Section 12(g) of the Securities Exchange Act of 1934 (the “Exchange Act”) establishes the thresholds at which an issuer is required to register a class of securities with the Securities and Exchange Commission (the “SEC”).  On May 3, 2016, the SEC approved amendments to implement Title V and Title VI of the Jumpstart Our Business Startups Act (the (“JOBS Act”) and Title LXXXV of the Fixing America’s Surface Transportation Act (the “FAST Act”).

The rule amendments implement the JOBS Act and the FAST Act provisions by:

  • Amending Exchange Act Rules 12g-1 through 12g-4 and 12h-3, which govern the procedures relating to registration and termination of registration under Section 12(g), and suspension of reporting obligations under Section 15(d), to reflect the new thresholds established by the JOBS Act and the FAST Act;
  • Amending the definition of “held of record” to exclude certain employee compensation plan securities from the determination of whether an issuer is required to register a class of equity securities with the Commission under Exchange Act Section 12(g)(1).

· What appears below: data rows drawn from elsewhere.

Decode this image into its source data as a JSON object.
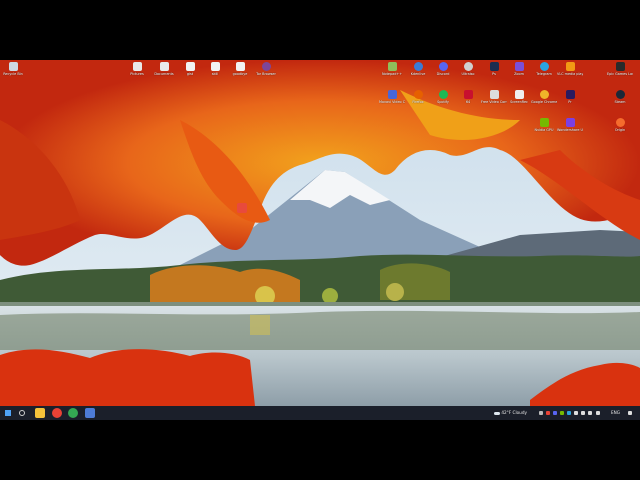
{
  "desktop": {
    "left_icons": [
      {
        "label": "Recycle Bin",
        "icon": "recycle-bin-icon",
        "color": "#cfd8e3"
      },
      {
        "label": "Pictures",
        "icon": "folder-pictures-icon",
        "color": "#e9e9e9"
      },
      {
        "label": "Documents",
        "icon": "folder-documents-icon",
        "color": "#e9e9e9"
      },
      {
        "label": "gist",
        "icon": "file-icon",
        "color": "#f2f2f2"
      },
      {
        "label": "skill",
        "icon": "file-icon",
        "color": "#f2f2f2"
      },
      {
        "label": "goodbye",
        "icon": "file-icon",
        "color": "#f2f2f2"
      },
      {
        "label": "Tor Browser",
        "icon": "tor-browser-icon",
        "color": "#7d4698"
      }
    ],
    "right_icons_row1": [
      {
        "label": "Notepad++",
        "icon": "notepadpp-icon",
        "color": "#8fbf5a"
      },
      {
        "label": "Kdenlive",
        "icon": "kdenlive-icon",
        "color": "#3b7bd6"
      },
      {
        "label": "Discord",
        "icon": "discord-icon",
        "color": "#5865f2"
      },
      {
        "label": "Ultraiso",
        "icon": "ultraiso-icon",
        "color": "#d0d0d0"
      },
      {
        "label": "Ps",
        "icon": "photoshop-icon",
        "color": "#1b2d50"
      },
      {
        "label": "Zoom",
        "icon": "zoom-icon",
        "color": "#7a4fd8"
      },
      {
        "label": "Telegram",
        "icon": "telegram-icon",
        "color": "#2aa3df"
      },
      {
        "label": "VLC media player",
        "icon": "vlc-icon",
        "color": "#f29a14"
      },
      {
        "label": "Epic Games Launcher",
        "icon": "epic-games-icon",
        "color": "#2a2a2a"
      }
    ],
    "right_icons_row2": [
      {
        "label": "Movavi Video Converter",
        "icon": "movavi-icon",
        "color": "#4866d9"
      },
      {
        "label": "Firefox",
        "icon": "firefox-icon",
        "color": "#e66000"
      },
      {
        "label": "Spotify",
        "icon": "spotify-icon",
        "color": "#1db954"
      },
      {
        "label": "64",
        "icon": "aida64-icon",
        "color": "#c8102e"
      },
      {
        "label": "Free Video Converter",
        "icon": "video-converter-icon",
        "color": "#dcdcdc"
      },
      {
        "label": "ScreenRec",
        "icon": "screenrec-icon",
        "color": "#efefef"
      },
      {
        "label": "Google Chrome",
        "icon": "chrome-icon",
        "color": "#f0b429"
      },
      {
        "label": "Pr",
        "icon": "premiere-icon",
        "color": "#2a1a5e"
      },
      {
        "label": "Steam",
        "icon": "steam-icon",
        "color": "#1b2838"
      }
    ],
    "right_icons_row3": [
      {
        "label": "Nvidia GPU",
        "icon": "nvidia-icon",
        "color": "#76b900"
      },
      {
        "label": "Wondershare UniConverter",
        "icon": "uniconverter-icon",
        "color": "#7b3fe4"
      },
      {
        "label": "Origin",
        "icon": "origin-icon",
        "color": "#f56c2d"
      }
    ],
    "center_icon": {
      "label": "",
      "icon": "shortcut-icon",
      "color": "#e84a3c"
    }
  },
  "taskbar": {
    "buttons": [
      {
        "name": "start-icon",
        "color": "#4fa3f7"
      },
      {
        "name": "search-icon",
        "color": "#cfcfcf"
      },
      {
        "name": "file-explorer-icon",
        "color": "#f3c13a"
      },
      {
        "name": "chrome-taskbar-icon",
        "color": "#e94235"
      },
      {
        "name": "chrome-profile-taskbar-icon",
        "color": "#34a853"
      },
      {
        "name": "app-taskbar-icon",
        "color": "#4d7bd6"
      }
    ],
    "weather": {
      "temp": "42°F",
      "condition": "Cloudy"
    },
    "language": "ENG"
  }
}
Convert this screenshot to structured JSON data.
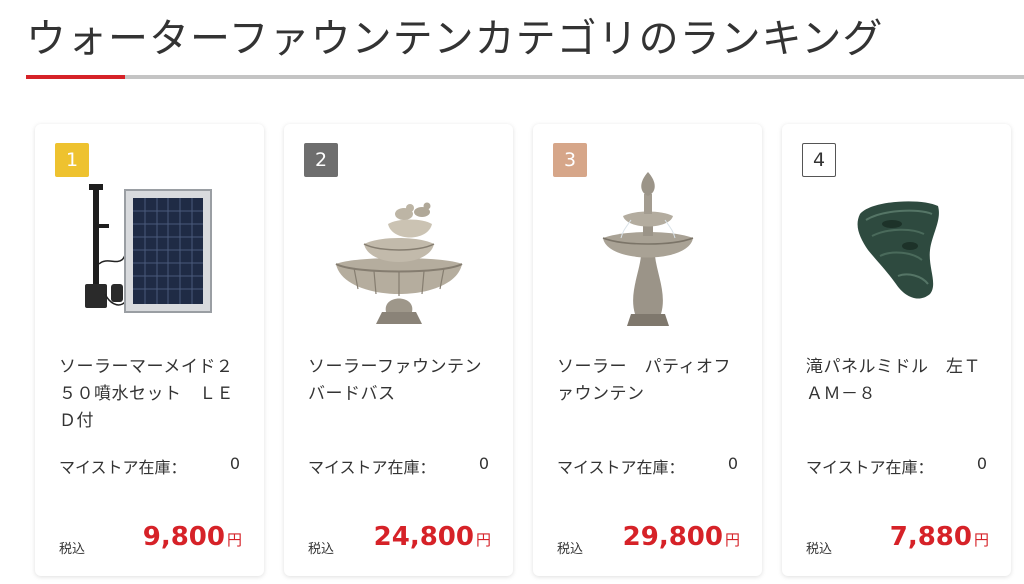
{
  "section": {
    "title": "ウォーターファウンテンカテゴリのランキング"
  },
  "colors": {
    "accent": "#d62228",
    "rule": "#c4c4c4",
    "rank_gold": "#eec22f",
    "rank_silver": "#6e6e6e",
    "rank_bronze": "#d6a689",
    "rank_default_border": "#555555"
  },
  "products": [
    {
      "rank": "1",
      "name": "ソーラーマーメイド２５０噴水セット　ＬＥＤ付",
      "stock_label": "マイストア在庫：",
      "stock": "0",
      "tax_label": "税込",
      "price": "9,800",
      "currency": "円",
      "image": "solar-fountain-pump-set"
    },
    {
      "rank": "2",
      "name": "ソーラーファウンテンバードバス",
      "stock_label": "マイストア在庫：",
      "stock": "0",
      "tax_label": "税込",
      "price": "24,800",
      "currency": "円",
      "image": "bird-bath-fountain"
    },
    {
      "rank": "3",
      "name": "ソーラー　パティオファウンテン",
      "stock_label": "マイストア在庫：",
      "stock": "0",
      "tax_label": "税込",
      "price": "29,800",
      "currency": "円",
      "image": "patio-tiered-fountain"
    },
    {
      "rank": "4",
      "name": "滝パネルミドル　左ＴＡＭ－８",
      "stock_label": "マイストア在庫：",
      "stock": "0",
      "tax_label": "税込",
      "price": "7,880",
      "currency": "円",
      "image": "waterfall-panel"
    }
  ]
}
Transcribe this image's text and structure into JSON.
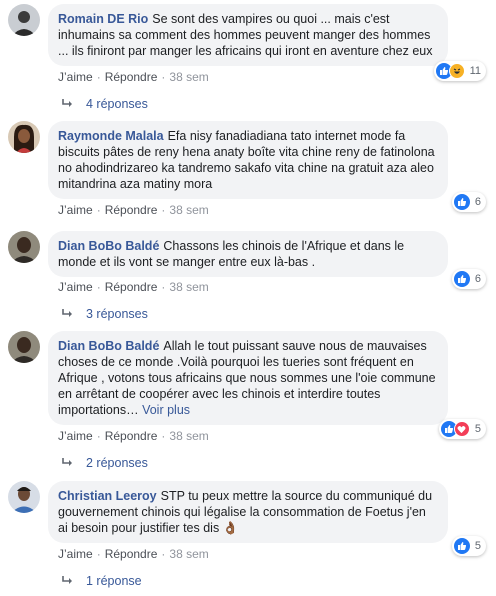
{
  "labels": {
    "like": "J’aime",
    "reply": "Répondre",
    "see_more": "Voir plus"
  },
  "comments": [
    {
      "author": "Romain DE Rio",
      "text": "Se sont des vampires ou quoi ... mais c'est inhumains sa comment des hommes peuvent manger des hommes ... ils finiront par manger les africains qui iront en aventure chez eux",
      "time": "38 sem",
      "reactions": [
        "like-icon",
        "haha-icon"
      ],
      "reaction_count": "11",
      "replies": "4 réponses"
    },
    {
      "author": "Raymonde Malala",
      "text": "Efa nisy fanadiadiana tato internet mode fa biscuits pâtes de reny hena anaty boîte vita chine reny de fatinolona no ahodindrizareo ka tandremo sakafo vita chine na gratuit aza aleo mitandrina aza matiny mora",
      "time": "38 sem",
      "reactions": [
        "like-icon"
      ],
      "reaction_count": "6"
    },
    {
      "author": "Dian BoBo Baldé",
      "text": "Chassons les chinois de l'Afrique et dans le monde et ils vont se manger entre eux là-bas .",
      "time": "38 sem",
      "reactions": [
        "like-icon"
      ],
      "reaction_count": "6",
      "replies": "3 réponses"
    },
    {
      "author": "Dian BoBo Baldé",
      "text": "Allah le tout puissant sauve nous de mauvaises choses de ce monde .Voilà pourquoi les tueries sont fréquent en Afrique , votons tous africains que nous sommes une l'oie commune en arrêtant de coopérer avec les chinois et interdire toutes importations…",
      "time": "38 sem",
      "reactions": [
        "like-icon",
        "love-icon"
      ],
      "reaction_count": "5",
      "replies": "2 réponses"
    },
    {
      "author": "Christian Leeroy",
      "text": "STP tu peux mettre la source du communiqué du gouvernement chinois qui légalise la consommation de Foetus j'en ai besoin pour justifier tes dis 👌🏾",
      "time": "38 sem",
      "reactions": [
        "like-icon"
      ],
      "reaction_count": "5",
      "replies": "1 réponse"
    }
  ]
}
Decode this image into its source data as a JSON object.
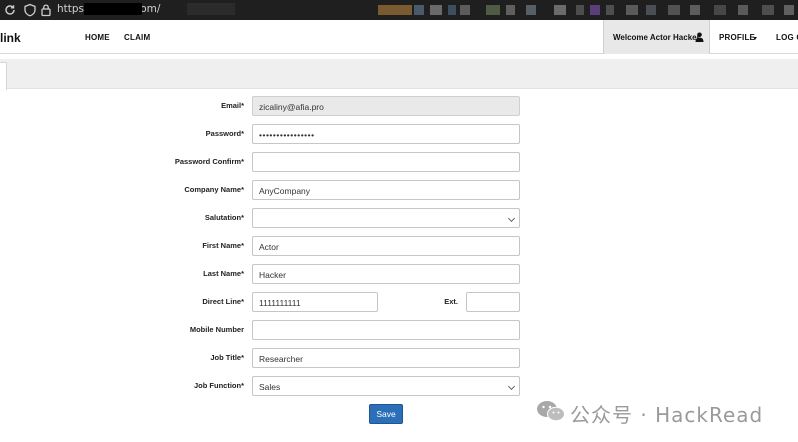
{
  "browser": {
    "url": "https://            tp-link.com/"
  },
  "site": {
    "logo_text": "link",
    "nav": {
      "home": "HOME",
      "claim": "CLAIM",
      "welcome": "Welcome Actor Hacker",
      "profile": "PROFILE",
      "logout": "LOG O"
    }
  },
  "form": {
    "email_label": "Email*",
    "email_value": "zicaliny@afia.pro",
    "password_label": "Password*",
    "password_value": "••••••••••••••••",
    "password_confirm_label": "Password Confirm*",
    "password_confirm_value": "",
    "company_label": "Company Name*",
    "company_value": "AnyCompany",
    "salutation_label": "Salutation*",
    "salutation_value": "",
    "first_name_label": "First Name*",
    "first_name_value": "Actor",
    "last_name_label": "Last Name*",
    "last_name_value": "Hacker",
    "direct_line_label": "Direct Line*",
    "direct_line_value": "1111111111",
    "ext_label": "Ext.",
    "ext_value": "",
    "mobile_label": "Mobile Number",
    "mobile_value": "",
    "job_title_label": "Job Title*",
    "job_title_value": "Researcher",
    "job_function_label": "Job Function*",
    "job_function_value": "Sales",
    "save_label": "Save"
  },
  "watermark": {
    "text": "公众号 · HackRead"
  }
}
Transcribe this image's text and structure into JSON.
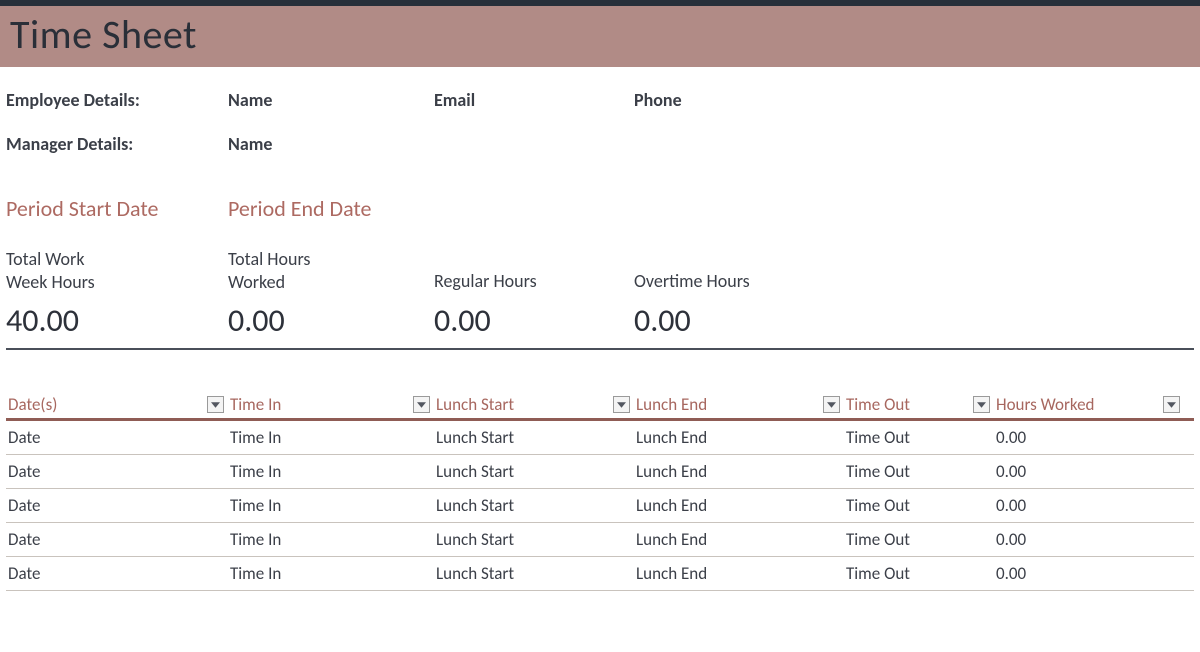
{
  "title": "Time Sheet",
  "employee": {
    "label": "Employee Details:",
    "name": "Name",
    "email": "Email",
    "phone": "Phone"
  },
  "manager": {
    "label": "Manager Details:",
    "name": "Name"
  },
  "period": {
    "start_label": "Period Start Date",
    "end_label": "Period End Date"
  },
  "summary": [
    {
      "label": "Total Work\nWeek Hours",
      "value": "40.00"
    },
    {
      "label": "Total Hours\nWorked",
      "value": "0.00"
    },
    {
      "label": "Regular Hours",
      "value": "0.00"
    },
    {
      "label": "Overtime Hours",
      "value": "0.00"
    }
  ],
  "table": {
    "headers": [
      "Date(s)",
      "Time In",
      "Lunch Start",
      "Lunch End",
      "Time Out",
      "Hours Worked"
    ],
    "rows": [
      {
        "date": "Date",
        "time_in": "Time In",
        "lunch_start": "Lunch Start",
        "lunch_end": "Lunch End",
        "time_out": "Time Out",
        "hours": "0.00"
      },
      {
        "date": "Date",
        "time_in": "Time In",
        "lunch_start": "Lunch Start",
        "lunch_end": "Lunch End",
        "time_out": "Time Out",
        "hours": "0.00"
      },
      {
        "date": "Date",
        "time_in": "Time In",
        "lunch_start": "Lunch Start",
        "lunch_end": "Lunch End",
        "time_out": "Time Out",
        "hours": "0.00"
      },
      {
        "date": "Date",
        "time_in": "Time In",
        "lunch_start": "Lunch Start",
        "lunch_end": "Lunch End",
        "time_out": "Time Out",
        "hours": "0.00"
      },
      {
        "date": "Date",
        "time_in": "Time In",
        "lunch_start": "Lunch Start",
        "lunch_end": "Lunch End",
        "time_out": "Time Out",
        "hours": "0.00"
      }
    ]
  }
}
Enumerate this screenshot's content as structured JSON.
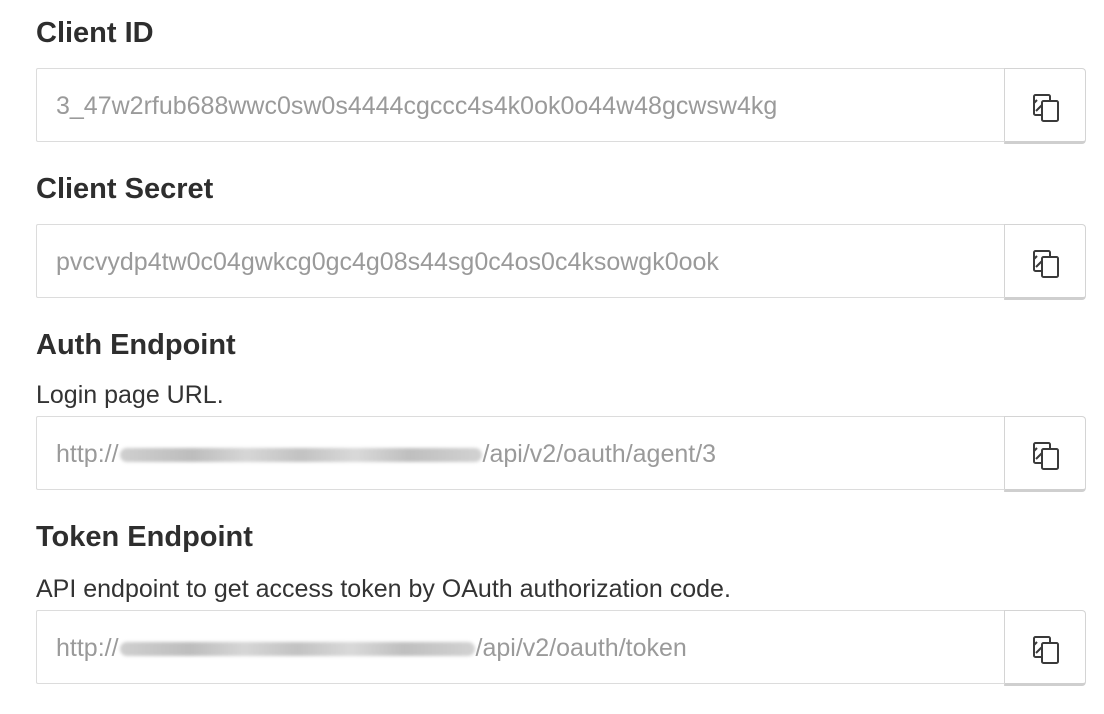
{
  "fields": [
    {
      "label": "Client ID",
      "description": "",
      "value": "3_47w2rfub688wwc0sw0s4444cgccc4s4k0ok0o44w48gcwsw4kg",
      "copy_icon": "copy-icon"
    },
    {
      "label": "Client Secret",
      "description": "",
      "value": "pvcvydp4tw0c04gwkcg0gc4g08s44sg0c4os0c4ksowgk0ook",
      "copy_icon": "copy-icon"
    },
    {
      "label": "Auth Endpoint",
      "description": "Login page URL.",
      "value_prefix": "http://",
      "value_suffix": "/api/v2/oauth/agent/3",
      "copy_icon": "copy-icon"
    },
    {
      "label": "Token Endpoint",
      "description": "API endpoint to get access token by OAuth authorization code.",
      "value_prefix": "http://",
      "value_suffix": "/api/v2/oauth/token",
      "copy_icon": "copy-icon"
    }
  ]
}
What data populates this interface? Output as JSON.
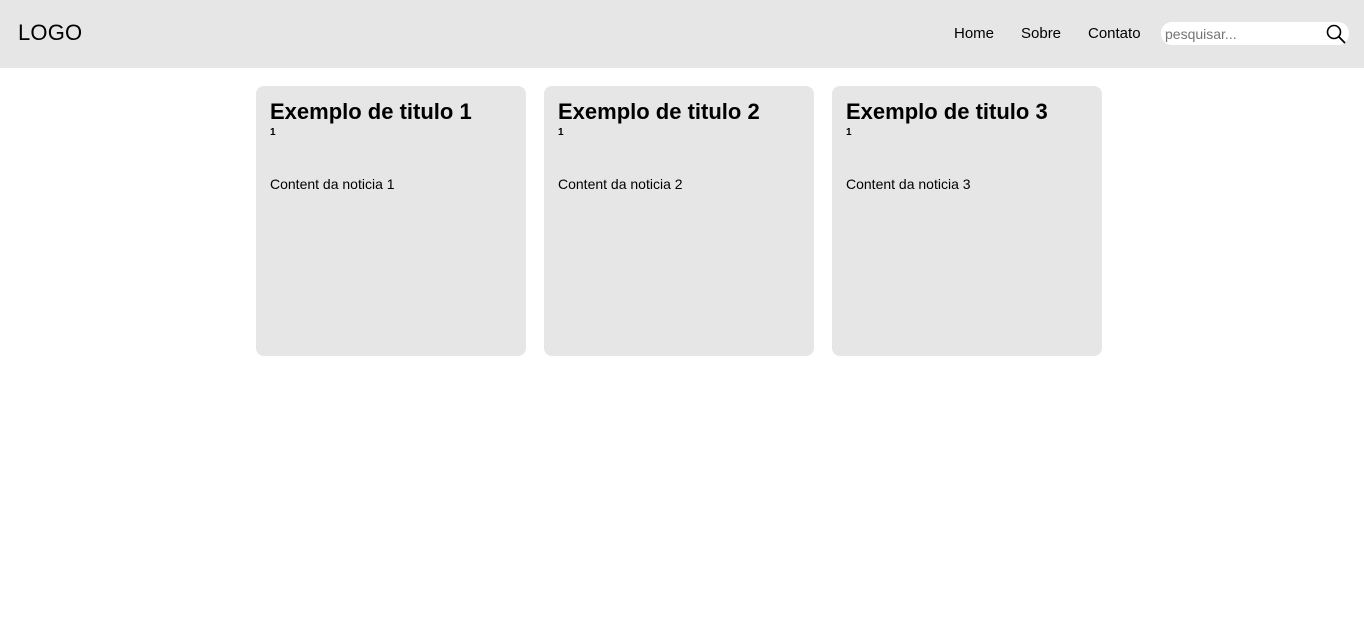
{
  "header": {
    "logo": "LOGO",
    "nav": [
      "Home",
      "Sobre",
      "Contato"
    ],
    "search": {
      "placeholder": "pesquisar...",
      "value": "",
      "icon": "search-icon"
    }
  },
  "cards": [
    {
      "title": "Exemplo de titulo 1",
      "subtitle": "1",
      "content": "Content da noticia 1"
    },
    {
      "title": "Exemplo de titulo 2",
      "subtitle": "1",
      "content": "Content da noticia 2"
    },
    {
      "title": "Exemplo de titulo 3",
      "subtitle": "1",
      "content": "Content da noticia 3"
    }
  ],
  "colors": {
    "header_background": "#e6e6e6",
    "card_background": "#e6e6e6",
    "page_background": "#ffffff",
    "text": "#000000"
  }
}
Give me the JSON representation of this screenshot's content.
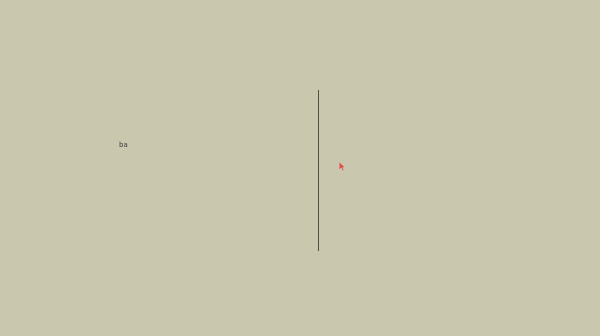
{
  "canvas": {
    "background_color": "#c9c7ae"
  },
  "small_label": {
    "text": "ba",
    "color": "#3b3b3b"
  },
  "divider": {
    "color": "#4f4f46"
  },
  "pointer": {
    "icon": "mouse-pointer-icon",
    "color": "#e34b4b"
  }
}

Increased Statutory Thresholds for Registration and Termination of Registration

The JOBS Act and the FAST Act raised the thresholds for registration and termination of registration for a class of equity securities under Exchange Act Section 12(g).  As a result of the statutory changes, an issuer that is not a bank, bank holding company or savings and loan holding company is required to register a class of equity securities under the Exchange Act if:

  • it has more than $10 million of total assets; and
  • the securities are “held of record” by either 2,000 persons, or 500 persons who are not accredited investors.

An issuer that is a bank, bank holding company or savings and loan holding company is required to register a class of equity securities if:

  • it has more than $10 million of total assets; and
  • the securities are “held of record” by 2,000 or more persons.

In addition, a bank, bank holding company or savings and loan holding company may terminate or suspend the registration of a class of equity securities under the Exchange Act if the securities are held of record by fewer than 1,200 persons. 

The JOBS Act also directed the Commission to revise the definition of “held of record” to exclude securities held by persons who received the securities under an “employee compensation plan” in transactions exempted from the registration requirements of Section 5 of the Securities Act of 1933 and to create a safe harbor that issuers can follow when making that determination.

Rules Related to Registration and Termination of Registration Under Section 12(g), and suspension of Reporting Obligations Under Section 15(d)

The Commission adopted amendments to Exchange Act Rules 12g-1, 12g-2, 12g-3, 12g-4 and 12h-3 to reflect the statutory changes made by the JOBS Act and the FAST Act. 

Rule 12g-1 was amended to provide that an issuer is not required to register a class of equity securities pursuant to Section 12(g)(1) if on the last day of its most recent fiscal year:

  • the issuer had total assets not exceeding $10 million; or
  • the class of equity securities was held of record by fewer than 2,000 persons or 500 persons who are not accredited investors (as such term is defined in Securities Act Rule 501(a)), determined as of such day rather than at the time of the sale of the securities; or
  • in the case of a bank; a savings and loan holding company; or a bank holding company, the class of equity securities was held of record by fewer than 2,000 persons.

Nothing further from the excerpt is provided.